Actually, I things like '\352' do not to split any further (at least on my
system (cygwin 6.7.0.0-6) on Windows XP),
this seems to be some encoding for "ê" etc. that is Windows-specific.
In particular, it is not equivalent to a string composed of '\', '3','5','2'
(you would have to double the '\' in the regexp if you were searching
for a string '\352' in a text).
But the line
splitted_text=text.split(/(?=.)/)
should produce an Array with the individual letters in the string.
That involves a concept about regexps called zero-width positive
lookahead (see _http://www.regular-expressions.info/lookaround.html_
(http://www.regular-expressions.info/lookaround.html) ).

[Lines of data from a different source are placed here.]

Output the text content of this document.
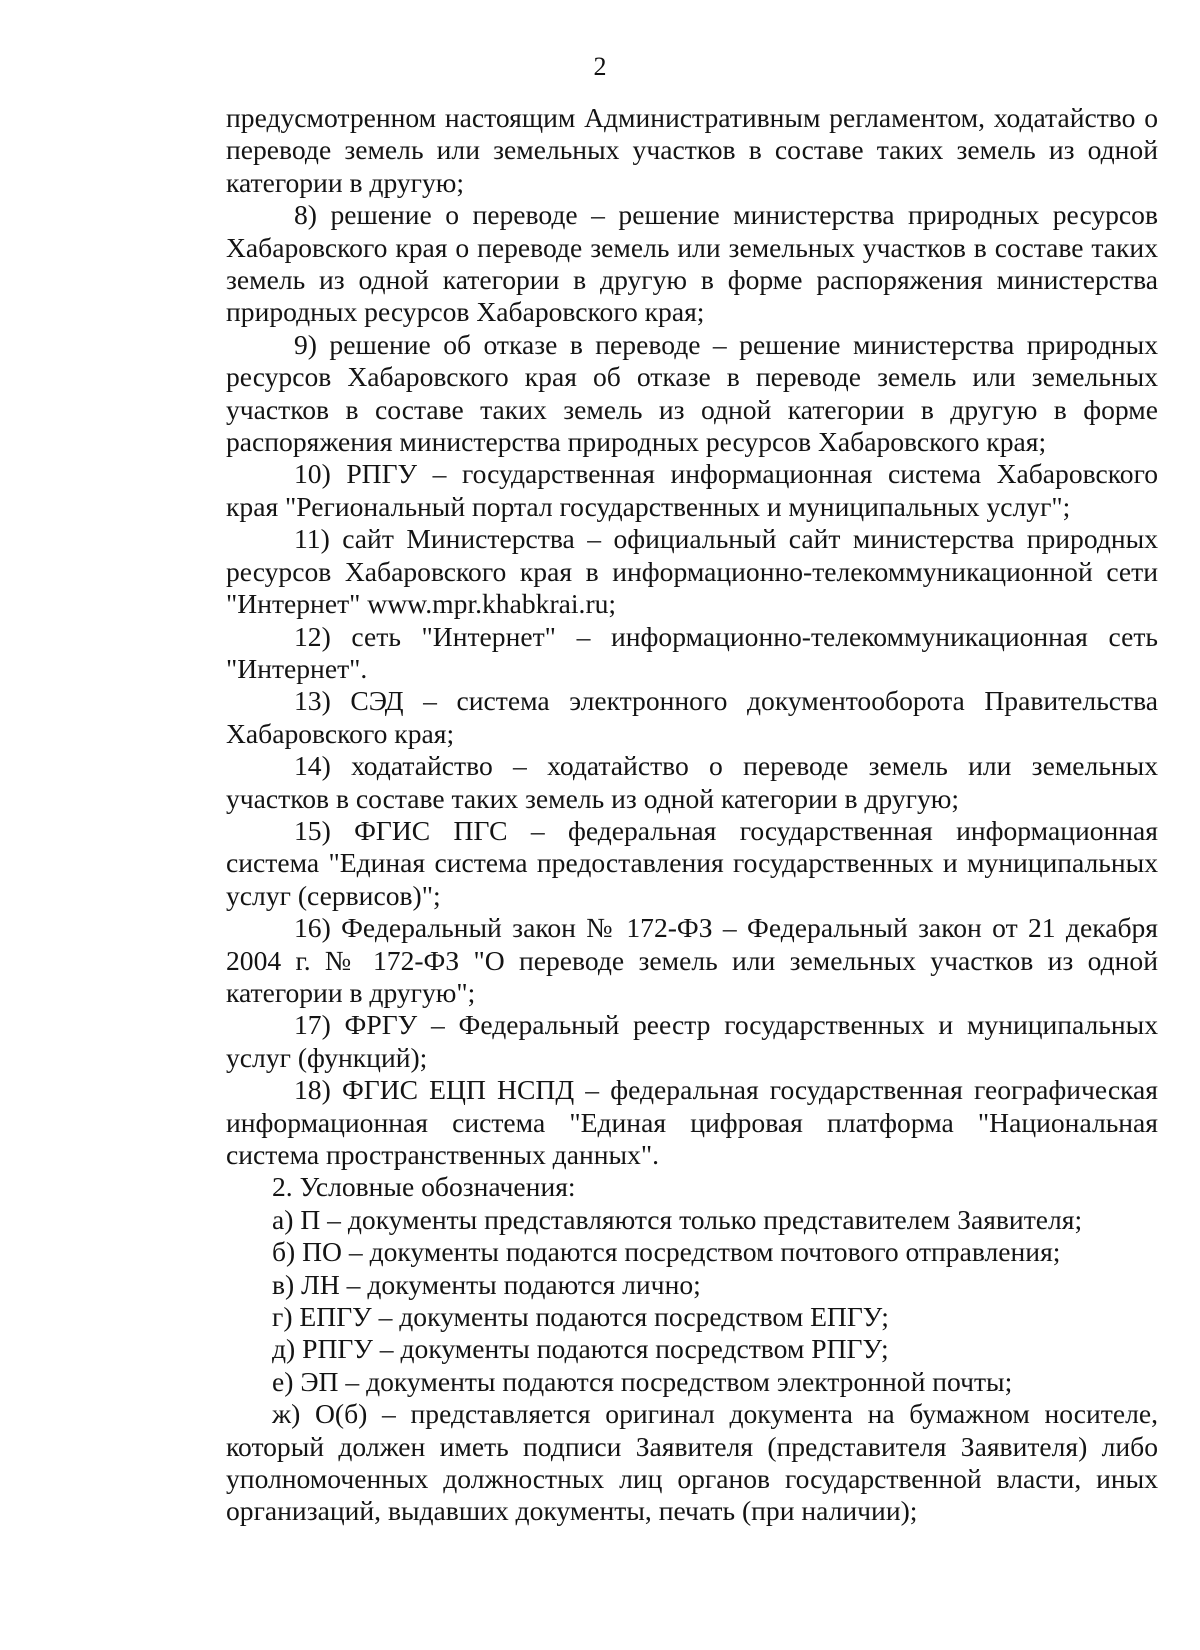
2

предусмотренном настоящим Административным регламентом, ходатайство о переводе земель или земельных участков в составе таких земель из одной категории в другую;

8) решение о переводе – решение министерства природных ресурсов Хабаровского края о переводе земель или земельных участков в составе таких земель из одной категории в другую в форме распоряжения министерства природных ресурсов Хабаровского края;

9) решение об отказе в переводе – решение министерства природных ресурсов Хабаровского края об отказе в переводе земель или земельных участков в составе таких земель из одной категории в другую в форме распоряжения министерства природных ресурсов Хабаровского края;

10) РПГУ – государственная информационная система Хабаровского края "Региональный портал государственных и муниципальных услуг";

11) сайт Министерства – официальный сайт министерства природных ресурсов Хабаровского края в информационно-телекоммуникационной сети "Интернет" www.mpr.khabkrai.ru;

12) сеть "Интернет" – информационно-телекоммуникационная сеть "Интернет".

13) СЭД – система электронного документооборота Правительства Хабаровского края;

14) ходатайство – ходатайство о переводе земель или земельных участков в составе таких земель из одной категории в другую;

15) ФГИС ПГС – федеральная государственная информационная система "Единая система предоставления государственных и муниципальных услуг (сервисов)";

16) Федеральный закон № 172-ФЗ – Федеральный закон от 21 декабря 2004 г. № 172-ФЗ "О переводе земель или земельных участков из одной категории в другую";

17) ФРГУ – Федеральный реестр государственных и муниципальных услуг (функций);

18) ФГИС ЕЦП НСПД – федеральная государственная географическая информационная система "Единая цифровая платформа "Национальная система пространственных данных".

2. Условные обозначения:

а) П – документы представляются только представителем Заявителя;

б) ПО – документы подаются посредством почтового отправления;

в) ЛН – документы подаются лично;

г) ЕПГУ – документы подаются посредством ЕПГУ;

д) РПГУ – документы подаются посредством РПГУ;

е) ЭП – документы подаются посредством электронной почты;

ж) О(б) – представляется оригинал документа на бумажном носителе, который должен иметь подписи Заявителя (представителя Заявителя) либо уполномоченных должностных лиц органов государственной власти, иных организаций, выдавших документы, печать (при наличии);
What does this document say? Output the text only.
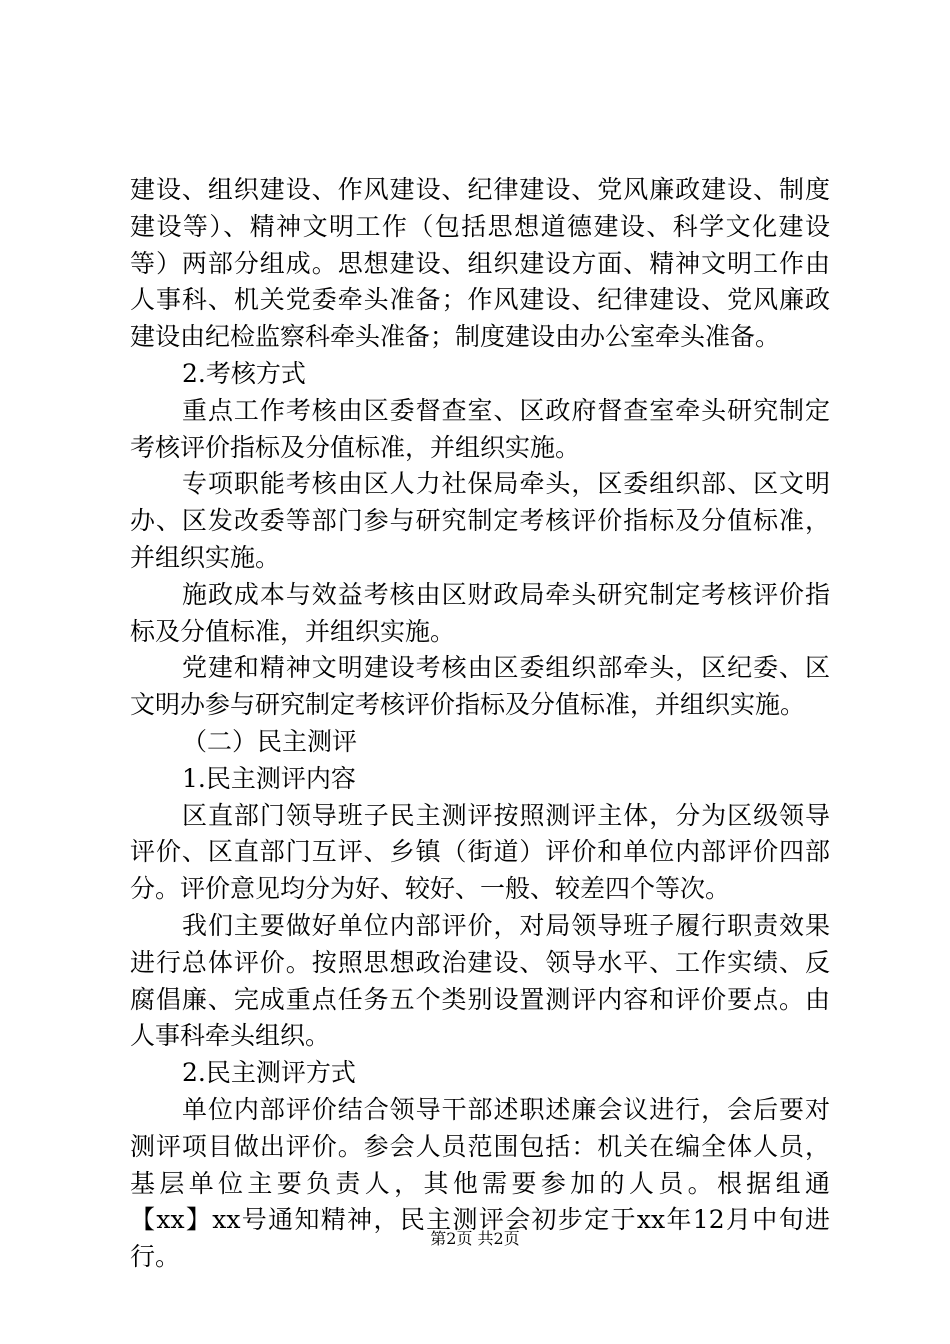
建设、组织建设、作风建设、纪律建设、党风廉政建设、制度
建设等）、精神文明工作（包括思想道德建设、科学文化建设
等）两部分组成。思想建设、组织建设方面、精神文明工作由
人事科、机关党委牵头准备；作风建设、纪律建设、党风廉政
建设由纪检监察科牵头准备；制度建设由办公室牵头准备。
2.考核方式
重点工作考核由区委督查室、区政府督查室牵头研究制定
考核评价指标及分值标准，并组织实施。
专项职能考核由区人力社保局牵头，区委组织部、区文明
办、区发改委等部门参与研究制定考核评价指标及分值标准，
并组织实施。
施政成本与效益考核由区财政局牵头研究制定考核评价指
标及分值标准，并组织实施。
党建和精神文明建设考核由区委组织部牵头，区纪委、区
文明办参与研究制定考核评价指标及分值标准，并组织实施。
（二）民主测评
1.民主测评内容
区直部门领导班子民主测评按照测评主体，分为区级领导
评价、区直部门互评、乡镇（街道）评价和单位内部评价四部
分。评价意见均分为好、较好、一般、较差四个等次。
我们主要做好单位内部评价，对局领导班子履行职责效果
进行总体评价。按照思想政治建设、领导水平、工作实绩、反
腐倡廉、完成重点任务五个类别设置测评内容和评价要点。由
人事科牵头组织。
2.民主测评方式
单位内部评价结合领导干部述职述廉会议进行，会后要对
测评项目做出评价。参会人员范围包括：机关在编全体人员，
基层单位主要负责人，其他需要参加的人员。根据组通
【xx】xx号通知精神，民主测评会初步定于xx年12月中旬进
行。
第2页 共2页
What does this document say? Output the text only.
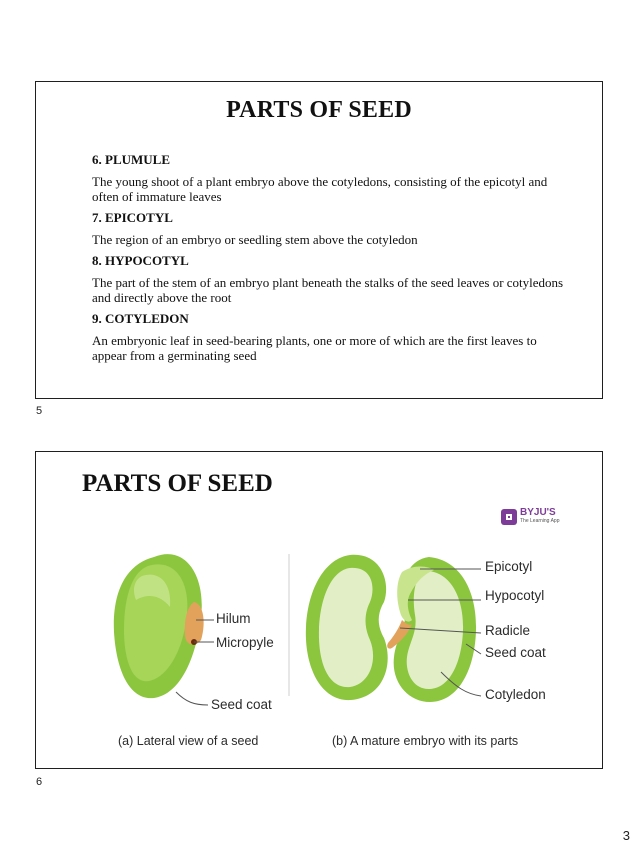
PARTS OF SEED
6. PLUMULE
The young shoot of a plant embryo above the cotyledons, consisting of the epicotyl and often of immature leaves
7. EPICOTYL
The region of an embryo or seedling stem above the cotyledon
8. HYPOCOTYL
The part of the stem of an embryo plant beneath the stalks of the seed leaves or cotyledons and directly above the root
9. COTYLEDON
An embryonic leaf in seed-bearing plants, one or more of which are the first leaves to appear from a germinating seed
5
PARTS OF SEED
BYJU'S
The Learning App
Hilum
Micropyle
Seed coat
Epicotyl
Hypocotyl
Radicle
Seed coat
Cotyledon
(a) Lateral view of a seed	(b) A mature embryo with its parts
6
3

Please let us all know if you still encounter problems.
Best regards,
Axel
Zero width positive lookahead is a little overkill, split(//) works just as well, AFAIK
···
On Jan 31, 2006, at 1:56 PM, Nuralanur@aol.com wrote:
Dear Nick,
I'm glad things finally worked out for you.
Actually, I things like '\352' do not to split any further (at least on my
system (cygwin 6.7.0.0-6) on Windows XP),
this seems to be some encoding for "ê" etc. that is Windows-specific.
In particular, it is not equivalent to a string composed of '\', '3','5','2'
(you would have to double the '\' in the regexp if you were searching
for a string '\352' in a text).
But the line
splitted_text=text.split(/(?=.)/)
should produce an Array with the individual letters in the string.
That involves a concept about regexps called zero-width positive
lookahead (see _http://www.regular-expressions.info/lookaround.html_
(http://www.regular-expressions.info/lookaround.html\) ).
Please let us all know if you still encounter problems.